Starting around 2012, interest in data science has exploded as the graph below of monthly searches for data science, ‘big data’, or ‘machine learning’ shows. Providers of data science products and services often point to the explosion of big data as the cause of this interest, quoting cognitively incomprehensible stats such as our daily production of 2.5 quintillion bytes of data, and assert that it is this mass of data that necessitates data science and by extension us as data scientists. After all, how else are you going to monetize all that valuable info in those 500 million tweets sent yesterday?
But our society’s increasing reliance on technologies which insists upon being eternal witness to our digital alter egos is only partially the blame for why the world has gone data science crazy lately. And here’s why. Data science’s core value proposition ultimately has little to do “big data,” but rather is about the ability to extract insight from data (large or small). Hence, at its core, data science’s value is centered about the algorithms we apply to data. Algorithms which are complex and require hundreds to thousands of lines code to implement correctly. Prior to the recent maturing of open source options like R and Python, we were left with two bad options: spending countless hours implementing the models ourselves or paying for very expensive commercial implementations like MATLAB or SAS.
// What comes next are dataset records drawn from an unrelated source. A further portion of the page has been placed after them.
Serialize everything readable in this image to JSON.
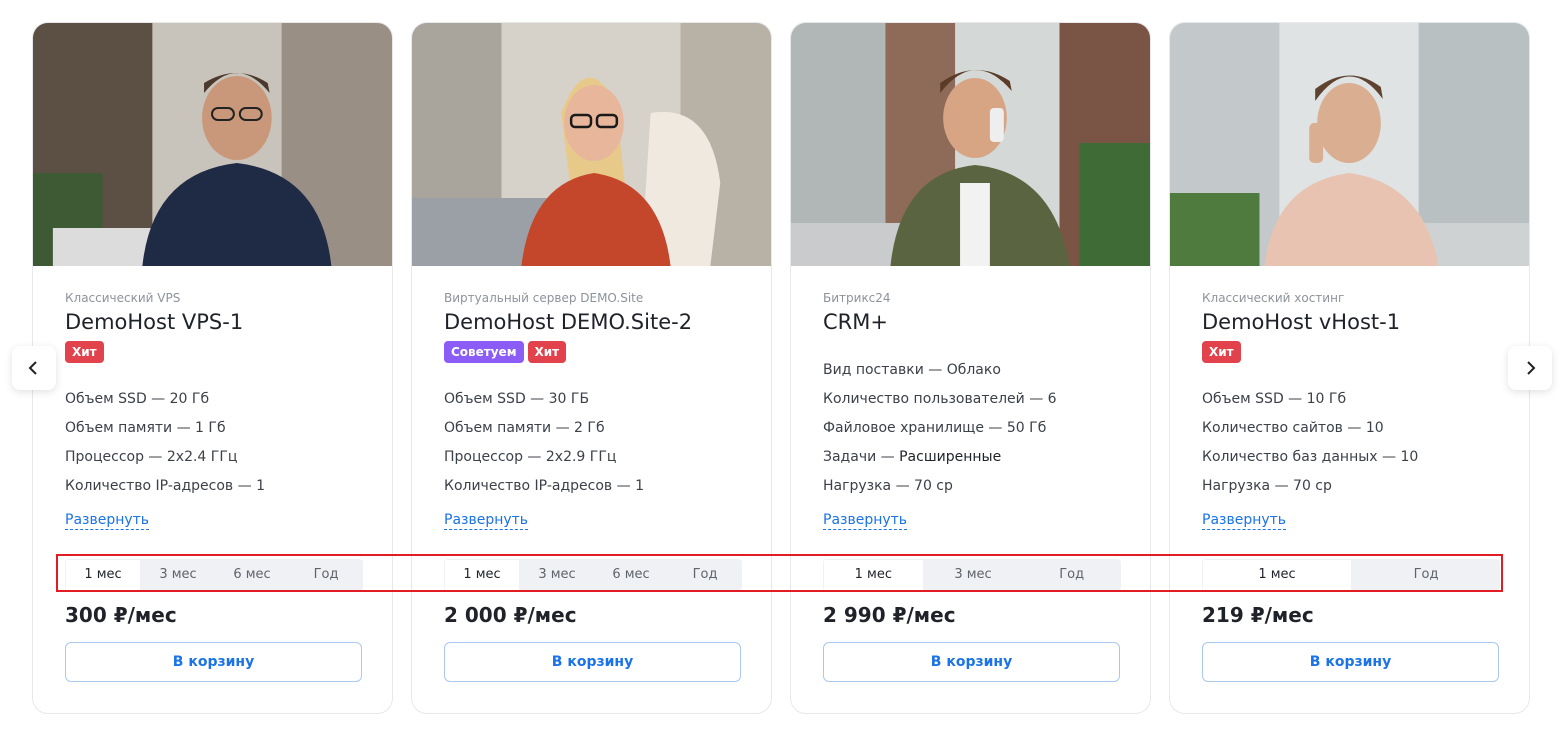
{
  "nav": {
    "prev_icon": "chevron-left-icon",
    "next_icon": "chevron-right-icon"
  },
  "cards": [
    {
      "category": "Классический VPS",
      "title": "DemoHost VPS-1",
      "badges": [
        "Хит"
      ],
      "specs": [
        {
          "label": "Объем SSD",
          "sep": " — ",
          "value": "20 Гб"
        },
        {
          "label": "Объем памяти",
          "sep": " — ",
          "value": "1 Гб"
        },
        {
          "label": "Процессор",
          "sep": " — ",
          "value": "2x2.4 ГГц"
        },
        {
          "label": "Количество IP-адресов",
          "sep": " — ",
          "value": "1"
        }
      ],
      "expand": "Развернуть",
      "periods": [
        "1 мес",
        "3 мес",
        "6 мес",
        "Год"
      ],
      "price": "300 ₽/мес",
      "cart": "В корзину"
    },
    {
      "category": "Виртуальный сервер DEMO.Site",
      "title": "DemoHost DEMO.Site-2",
      "badges": [
        "Советуем",
        "Хит"
      ],
      "specs": [
        {
          "label": "Объем SSD",
          "sep": " — ",
          "value": "30 ГБ"
        },
        {
          "label": "Объем памяти",
          "sep": " — ",
          "value": "2 Гб"
        },
        {
          "label": "Процессор",
          "sep": " — ",
          "value": "2x2.9 ГГц"
        },
        {
          "label": "Количество IP-адресов",
          "sep": " — ",
          "value": "1"
        }
      ],
      "expand": "Развернуть",
      "periods": [
        "1 мес",
        "3 мес",
        "6 мес",
        "Год"
      ],
      "price": "2 000 ₽/мес",
      "cart": "В корзину"
    },
    {
      "category": "Битрикс24",
      "title": "CRM+",
      "badges": [],
      "specs": [
        {
          "label": "Вид поставки",
          "sep": " — ",
          "value": "Облако"
        },
        {
          "label": "Количество пользователей",
          "sep": " — ",
          "value": "6"
        },
        {
          "label": "Файловое хранилище",
          "sep": " — ",
          "value": "50 Гб"
        },
        {
          "label": "Задачи",
          "sep": " — ",
          "value": "Расширенные"
        },
        {
          "label": "Нагрузка",
          "sep": " — ",
          "value": "70 ср"
        }
      ],
      "expand": "Развернуть",
      "periods": [
        "1 мес",
        "3 мес",
        "Год"
      ],
      "price": "2 990 ₽/мес",
      "cart": "В корзину"
    },
    {
      "category": "Классический хостинг",
      "title": "DemoHost vHost-1",
      "badges": [
        "Хит"
      ],
      "specs": [
        {
          "label": "Объем SSD",
          "sep": " — ",
          "value": "10 Гб"
        },
        {
          "label": "Количество сайтов",
          "sep": " — ",
          "value": "10"
        },
        {
          "label": "Количество баз данных",
          "sep": " — ",
          "value": "10"
        },
        {
          "label": "Нагрузка",
          "sep": " — ",
          "value": "70 ср"
        }
      ],
      "expand": "Развернуть",
      "periods": [
        "1 мес",
        "Год"
      ],
      "price": "219 ₽/мес",
      "cart": "В корзину"
    }
  ],
  "colors": {
    "accent": "#1a73e8",
    "hit": "#e2424b",
    "advise": "#8b5cf6",
    "highlight": "#e31b23"
  }
}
Now this wouldn’t have been that big an issue, IF we knew that the required temporal and financial investment would pay off. But therein lay the issue. Data science is an inherently exploratory endeavor and in the majority of cases, one cannot know if useful and relevant information is even contained in the data until a number of techniques and models have been attempted and compared. The problem of course is that in a business context, that’s a very hard sell to make (unless you work at Google).
Hence, we toiled in the darkness till at last, there pierced a ray of light that was R…soon followed by the serpent of goodness that is Python. Which leads us to the happy state we find ourselves today, where data exploration and modeling has never been easier. Need to create a linear regression? Two lines of code. What about a neural network? That’s five lines.
Now having written my own linear algebra library in C++, all I can say is this is f***ing awesome! Now when I want to test a new model on some data, I just mozy on over to Google and in an hour or two I have a preliminary prototype up and running.
However, as great as having all these high quality open source libraries is, there was an upside to not having them. And that was, if someone was doing data scientist, they probably knew what they were doing given they at least had to know the math/stats/algorithms well enough to implement them. With that barrier to entry removed, we’ve opened up the world of data science to a whole new segment of the population, which overall, I think is a good thing. But much like a chain saw, just because you can start the thing doesn’t mean you won’t cut your foot off with it if you’re not careful and know what you’re doing.
Like all forms of power, it comes with the risk of abuse. And today, given the hype of being a data scientist (remember it’s the sexiest job of the 21 century according to HBR), there’s a huge financial incentive for people to become “data scientists” after an introductory class in Python. And for companies that’s a problem. But I’ll end with a tip that can help. Whenever I interview a data scientist, I asked them to pick a model they’re very familiar with. Then I ask them to write out the sudo code on how to implement it. It never fails to weed out the posers 🙂